Every company needs a viable online presence
If your business does not have a presence online, better get with it.
Every business should have a Web presence, experts say. Increasingly that's where shoppers, competitors and prospective business partners can be found.
For $1,000 to $5,000, you can put your company online, either by yourself if you're savvy or by hiring a professional Web development team, said Hardy Koska, a counselor at Richmond SCORE, which advises small businesses.
If you're not convinced that your company should have a presence online, consider this:
More people than ever use the Internet. Nielsen Online reports that 72.5 percent of the U.S. population, about 220.1 million people, uses the Internet now, up from 58 percent of the population, or 167.2 million people, in 2002.
The advent of faster connectivity has made the Web a viable tool for searching for what people want, said Phil Hess, director of business development at Web Strategies Inc., a Chesterfield County Web site development and marketing firm.
Nielsen Online said Americans like to shop online because the stores are open 24/7, doing so saves time and gas, and it lets them comparison shop and avoid crowds.
Koska added that widespread awareness of the Internet and the ease of using it make it a popular medium.
Prospective customers and clients check out companies' Web sites first. They will do that before contacting your company, Hess said. "It's important to have the credibility associated with a viable Web presence."
Koska said people want to see a presentation of your company and what it offers. Not all companies sell online, though. Some use a site to direct traffic to their bricks-and-mortar facility.
Even if you don't intend to sell on the Web, it's still a good idea to use all the marketing mediums at your disposal, Hess said.
Online retail sales grow, sometimes despite tough economic times.

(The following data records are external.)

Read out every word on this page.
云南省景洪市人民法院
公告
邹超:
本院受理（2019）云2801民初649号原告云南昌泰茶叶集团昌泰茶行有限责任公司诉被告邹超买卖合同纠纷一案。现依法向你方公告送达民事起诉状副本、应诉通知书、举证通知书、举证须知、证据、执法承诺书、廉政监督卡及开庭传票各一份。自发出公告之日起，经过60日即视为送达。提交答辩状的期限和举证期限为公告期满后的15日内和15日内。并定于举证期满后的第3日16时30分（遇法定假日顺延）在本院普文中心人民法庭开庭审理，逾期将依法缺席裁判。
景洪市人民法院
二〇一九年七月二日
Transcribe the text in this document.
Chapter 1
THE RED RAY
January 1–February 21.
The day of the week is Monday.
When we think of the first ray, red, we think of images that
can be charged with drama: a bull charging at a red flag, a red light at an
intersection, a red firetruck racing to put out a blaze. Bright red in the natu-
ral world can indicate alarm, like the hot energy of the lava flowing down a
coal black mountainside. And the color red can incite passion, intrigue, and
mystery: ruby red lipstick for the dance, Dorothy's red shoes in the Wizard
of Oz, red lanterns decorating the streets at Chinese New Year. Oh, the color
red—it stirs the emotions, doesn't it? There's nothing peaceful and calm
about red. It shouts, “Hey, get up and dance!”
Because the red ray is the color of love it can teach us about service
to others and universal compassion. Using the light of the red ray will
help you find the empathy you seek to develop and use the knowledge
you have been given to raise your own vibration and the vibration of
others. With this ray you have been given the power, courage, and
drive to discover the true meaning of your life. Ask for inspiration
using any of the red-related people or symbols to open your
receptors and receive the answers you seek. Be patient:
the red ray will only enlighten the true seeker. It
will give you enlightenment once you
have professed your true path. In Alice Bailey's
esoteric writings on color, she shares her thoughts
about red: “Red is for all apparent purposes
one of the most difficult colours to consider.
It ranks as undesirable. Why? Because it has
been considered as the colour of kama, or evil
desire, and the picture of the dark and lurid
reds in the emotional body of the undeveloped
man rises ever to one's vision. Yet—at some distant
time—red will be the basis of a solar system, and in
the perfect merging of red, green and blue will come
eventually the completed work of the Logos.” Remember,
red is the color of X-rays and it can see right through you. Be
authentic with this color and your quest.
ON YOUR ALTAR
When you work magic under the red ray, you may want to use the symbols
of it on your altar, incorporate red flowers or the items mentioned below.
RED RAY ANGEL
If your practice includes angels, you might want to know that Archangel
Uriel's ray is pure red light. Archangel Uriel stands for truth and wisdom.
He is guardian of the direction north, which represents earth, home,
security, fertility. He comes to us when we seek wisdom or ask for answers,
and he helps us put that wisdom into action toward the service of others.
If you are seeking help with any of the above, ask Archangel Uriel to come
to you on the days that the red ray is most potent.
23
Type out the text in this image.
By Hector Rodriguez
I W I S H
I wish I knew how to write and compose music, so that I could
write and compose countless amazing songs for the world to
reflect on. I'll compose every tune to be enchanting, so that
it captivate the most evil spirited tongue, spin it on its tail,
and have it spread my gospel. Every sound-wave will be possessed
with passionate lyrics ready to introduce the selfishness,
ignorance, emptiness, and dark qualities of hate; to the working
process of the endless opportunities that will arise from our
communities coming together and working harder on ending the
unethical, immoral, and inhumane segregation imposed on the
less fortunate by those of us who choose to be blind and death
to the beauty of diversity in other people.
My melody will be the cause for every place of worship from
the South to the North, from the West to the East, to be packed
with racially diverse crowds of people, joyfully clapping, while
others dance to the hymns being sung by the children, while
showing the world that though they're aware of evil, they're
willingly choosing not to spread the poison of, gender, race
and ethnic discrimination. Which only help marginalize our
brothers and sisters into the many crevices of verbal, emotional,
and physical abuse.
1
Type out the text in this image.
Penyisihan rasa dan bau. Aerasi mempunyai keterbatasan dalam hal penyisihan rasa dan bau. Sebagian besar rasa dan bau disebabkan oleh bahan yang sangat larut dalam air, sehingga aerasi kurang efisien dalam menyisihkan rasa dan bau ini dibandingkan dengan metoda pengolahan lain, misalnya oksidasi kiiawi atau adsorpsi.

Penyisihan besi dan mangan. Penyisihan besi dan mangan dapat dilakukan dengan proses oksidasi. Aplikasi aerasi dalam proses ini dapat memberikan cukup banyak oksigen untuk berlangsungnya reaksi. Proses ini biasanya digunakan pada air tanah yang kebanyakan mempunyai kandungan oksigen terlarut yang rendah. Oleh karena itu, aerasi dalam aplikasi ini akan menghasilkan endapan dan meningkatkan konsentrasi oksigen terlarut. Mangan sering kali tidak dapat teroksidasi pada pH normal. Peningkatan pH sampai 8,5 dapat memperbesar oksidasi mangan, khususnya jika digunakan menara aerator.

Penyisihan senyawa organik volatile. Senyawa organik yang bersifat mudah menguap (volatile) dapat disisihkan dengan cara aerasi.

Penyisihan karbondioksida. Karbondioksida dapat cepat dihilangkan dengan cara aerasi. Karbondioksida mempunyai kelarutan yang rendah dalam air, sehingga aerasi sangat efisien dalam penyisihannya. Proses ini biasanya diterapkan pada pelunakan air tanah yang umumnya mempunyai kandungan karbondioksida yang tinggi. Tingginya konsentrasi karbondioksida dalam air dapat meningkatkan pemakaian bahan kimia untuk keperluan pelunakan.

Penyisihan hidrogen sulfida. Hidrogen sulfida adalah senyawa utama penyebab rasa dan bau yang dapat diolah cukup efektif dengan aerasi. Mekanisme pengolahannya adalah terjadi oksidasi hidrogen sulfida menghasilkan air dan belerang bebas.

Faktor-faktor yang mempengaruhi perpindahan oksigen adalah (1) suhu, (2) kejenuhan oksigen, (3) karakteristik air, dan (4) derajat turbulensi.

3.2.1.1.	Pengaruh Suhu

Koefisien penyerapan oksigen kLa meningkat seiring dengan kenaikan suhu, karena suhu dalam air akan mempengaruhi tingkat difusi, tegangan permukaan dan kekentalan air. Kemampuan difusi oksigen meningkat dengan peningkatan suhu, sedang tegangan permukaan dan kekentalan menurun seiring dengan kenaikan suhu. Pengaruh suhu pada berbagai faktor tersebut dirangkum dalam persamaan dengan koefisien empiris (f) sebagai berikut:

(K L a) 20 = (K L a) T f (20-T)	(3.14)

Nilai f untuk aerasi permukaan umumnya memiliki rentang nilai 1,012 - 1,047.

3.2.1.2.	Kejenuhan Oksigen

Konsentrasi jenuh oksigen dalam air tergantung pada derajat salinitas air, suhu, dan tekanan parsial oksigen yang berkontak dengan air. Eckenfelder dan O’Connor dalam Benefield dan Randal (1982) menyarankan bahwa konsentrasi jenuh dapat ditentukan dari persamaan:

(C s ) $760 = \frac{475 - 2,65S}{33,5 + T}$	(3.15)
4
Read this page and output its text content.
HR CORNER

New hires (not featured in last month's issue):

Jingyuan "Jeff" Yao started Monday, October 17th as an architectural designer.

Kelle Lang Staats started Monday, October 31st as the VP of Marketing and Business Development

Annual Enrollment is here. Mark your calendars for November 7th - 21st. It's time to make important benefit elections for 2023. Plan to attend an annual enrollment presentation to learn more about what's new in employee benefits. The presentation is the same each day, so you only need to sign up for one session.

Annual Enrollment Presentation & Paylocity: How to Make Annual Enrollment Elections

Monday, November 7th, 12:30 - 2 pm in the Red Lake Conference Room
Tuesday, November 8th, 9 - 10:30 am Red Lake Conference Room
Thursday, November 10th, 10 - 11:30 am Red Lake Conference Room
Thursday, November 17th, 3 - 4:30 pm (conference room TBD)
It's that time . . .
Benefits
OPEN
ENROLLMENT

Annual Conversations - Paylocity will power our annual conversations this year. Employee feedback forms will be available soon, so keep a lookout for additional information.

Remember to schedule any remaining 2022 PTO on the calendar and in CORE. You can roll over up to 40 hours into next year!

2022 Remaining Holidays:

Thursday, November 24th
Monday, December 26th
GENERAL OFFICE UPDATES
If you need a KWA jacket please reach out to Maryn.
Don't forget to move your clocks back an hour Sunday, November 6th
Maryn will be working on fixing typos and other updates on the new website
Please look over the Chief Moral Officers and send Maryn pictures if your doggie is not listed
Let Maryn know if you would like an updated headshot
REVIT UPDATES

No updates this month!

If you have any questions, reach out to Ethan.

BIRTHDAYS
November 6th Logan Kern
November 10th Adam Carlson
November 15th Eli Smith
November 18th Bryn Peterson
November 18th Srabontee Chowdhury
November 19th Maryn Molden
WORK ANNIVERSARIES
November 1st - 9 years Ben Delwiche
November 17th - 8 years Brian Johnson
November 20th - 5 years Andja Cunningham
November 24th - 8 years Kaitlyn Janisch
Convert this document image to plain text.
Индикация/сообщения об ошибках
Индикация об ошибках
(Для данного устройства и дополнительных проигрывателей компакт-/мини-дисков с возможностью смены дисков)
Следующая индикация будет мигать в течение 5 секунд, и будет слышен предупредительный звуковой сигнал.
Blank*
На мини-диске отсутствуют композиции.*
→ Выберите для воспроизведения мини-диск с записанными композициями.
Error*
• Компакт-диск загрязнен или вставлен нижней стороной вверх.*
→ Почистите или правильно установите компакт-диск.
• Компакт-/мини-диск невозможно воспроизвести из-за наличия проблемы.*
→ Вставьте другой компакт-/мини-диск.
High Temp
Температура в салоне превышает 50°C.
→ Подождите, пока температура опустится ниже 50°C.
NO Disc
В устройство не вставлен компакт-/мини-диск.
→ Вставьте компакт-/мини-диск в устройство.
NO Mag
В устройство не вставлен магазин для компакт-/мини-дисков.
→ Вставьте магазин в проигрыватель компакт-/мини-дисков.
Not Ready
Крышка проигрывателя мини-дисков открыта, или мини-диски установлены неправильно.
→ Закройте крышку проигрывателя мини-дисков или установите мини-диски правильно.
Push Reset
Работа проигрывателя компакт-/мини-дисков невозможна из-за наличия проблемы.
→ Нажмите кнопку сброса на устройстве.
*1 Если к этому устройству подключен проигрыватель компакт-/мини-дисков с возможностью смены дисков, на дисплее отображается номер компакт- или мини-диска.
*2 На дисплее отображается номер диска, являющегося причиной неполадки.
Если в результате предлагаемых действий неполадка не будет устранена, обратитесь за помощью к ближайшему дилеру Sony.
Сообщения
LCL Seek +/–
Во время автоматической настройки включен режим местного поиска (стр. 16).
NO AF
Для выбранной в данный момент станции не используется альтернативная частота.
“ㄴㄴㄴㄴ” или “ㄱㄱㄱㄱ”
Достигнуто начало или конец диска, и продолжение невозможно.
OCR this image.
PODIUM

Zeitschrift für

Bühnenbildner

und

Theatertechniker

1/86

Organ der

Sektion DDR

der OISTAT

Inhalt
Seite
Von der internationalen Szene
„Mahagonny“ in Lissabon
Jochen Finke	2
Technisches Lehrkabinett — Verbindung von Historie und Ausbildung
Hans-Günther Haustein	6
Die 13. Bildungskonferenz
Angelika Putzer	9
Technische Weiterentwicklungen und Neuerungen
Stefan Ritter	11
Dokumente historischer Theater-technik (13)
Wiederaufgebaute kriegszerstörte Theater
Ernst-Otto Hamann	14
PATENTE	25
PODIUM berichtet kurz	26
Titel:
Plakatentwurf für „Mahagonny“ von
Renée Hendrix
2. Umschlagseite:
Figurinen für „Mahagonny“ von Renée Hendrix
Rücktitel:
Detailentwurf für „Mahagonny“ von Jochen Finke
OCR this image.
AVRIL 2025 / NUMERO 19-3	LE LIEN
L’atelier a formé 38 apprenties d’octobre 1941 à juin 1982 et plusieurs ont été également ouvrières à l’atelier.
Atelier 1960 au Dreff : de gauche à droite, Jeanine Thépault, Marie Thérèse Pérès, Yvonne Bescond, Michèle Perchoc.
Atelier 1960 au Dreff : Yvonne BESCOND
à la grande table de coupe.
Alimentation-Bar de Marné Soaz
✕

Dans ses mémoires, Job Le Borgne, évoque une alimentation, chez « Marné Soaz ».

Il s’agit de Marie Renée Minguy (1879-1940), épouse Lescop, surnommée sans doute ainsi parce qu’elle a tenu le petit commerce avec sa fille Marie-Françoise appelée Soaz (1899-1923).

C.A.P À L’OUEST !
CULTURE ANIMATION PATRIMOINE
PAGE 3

Business-to-consumer U.S. sales excluding travel grew 21 percent to $175 billion in 2007, Forrester Research Inc. in Cambridge, Mass., said in its "State of Retailing Online 2008" report.
Forrester projected 2008 sales of $204 billion and said that during the next five years, annual sales may top out at $300 billion.
Bill MacElroy, president of Socratic Technologies Inc. in San Francisco, an online market research firm, said Internet retail sales for 2008 probably won't be reported until February, after customers finish returning products.
But preliminary indications are that 2008 sales may increase 5 percent on average for online retailers versus a decline of about the same amount for bricks-and-mortar retailers.
Several sites, including Amazon, Best Buy, Sears, Netflix and ToysRUs, reported hefty increases in visitation on Cyber Monday, Nielsen Online said.
The recession and other factors have tempered online spending. From January through October, online spending rose 9 percent to $102.1 million versus $93.5 million in 2007, marketing research company comScore Inc. of Reston reported. But despite spending gains over the key shopping days that included Black Friday and Cyber Monday, comScore forecasts flat November through December year-over-year spending.
Web shoppers have evolved to buying bigger, more expensive -- and previously difficult-to-sell-online -- products. Forrester Research said most consumers start out buying books, computer-related products, music, videos, airline tickets, electronics and things to wear.
Increasingly, more experienced online shoppers are buying toys, jewelry, sporting goods, food, furniture, even cars and large home appliances.